Mutual Information Divergence (MID)

MID is introduced as a comprehensive metric for evaluating multimodal generative models, especially in text-to-image generation and image captioning tasks. It uses negative Gaussian cross-mutual information based on CLIP features to evaluate the coherence between text and image modalities.

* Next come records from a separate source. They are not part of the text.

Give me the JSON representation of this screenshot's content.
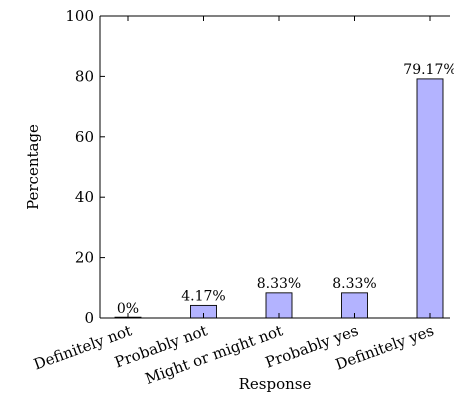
{
  "chart_data": {
    "type": "bar",
    "categories": [
      "Definitely not",
      "Probably not",
      "Might or might not",
      "Probably yes",
      "Definitely yes"
    ],
    "values": [
      0,
      4.17,
      8.33,
      8.33,
      79.17
    ],
    "data_labels": [
      "0%",
      "4.17%",
      "8.33%",
      "8.33%",
      "79.17%"
    ],
    "xlabel": "Response",
    "ylabel": "Percentage",
    "ylim": [
      0,
      100
    ],
    "yticks": [
      0,
      20,
      40,
      60,
      80,
      100
    ],
    "bar_color": "#b3b3ff",
    "bar_edge_color": "#000000",
    "grid": false
  }
}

It showcases superior performance in consistency across benchmarks, sample efficiency, and resilience against the variations in the CLIP model used.

MULTIBENCH

MULTIBENCH is a vast benchmark designed to test multimodal models across various tasks, modalities, and fields. It emphasizes generalization, the complexity of training and inference, and robustness against disturbances or absent modalities. Encompassing 15 datasets, 10 modalities, 20 prediction tasks, and 6 research areas, it offers an exhaustive framework for evaluating multimodal learning.

MM-SHAP

A metric grounded on Shapley values, MM-SHAP is indifferent to performance and aims to quantify the contribution of different modalities in vision and language models. In contrast to metrics focusing on accuracy, MM-SHAP measures how different modalities affect model predictions. This helps find unimodal collapses and makes sure that multimodal systems are reliable.

MMBench

MMBench assesses the diverse capabilities of vision-language models. It includes a carefully curated dataset and introduces a CircularEval strategy. This approach utilizes ChatGPT to transform free-form predictions into predefined choices, thoroughly assessing models' prediction abilities across several dimensions.

AutoML Multimodal Benchmark

This benchmark concentrates on models that process tabular datasets containing numerical, categorical, and textual columns. Its goal is to evaluate their proficiency in merging and handling information from these disparate data types.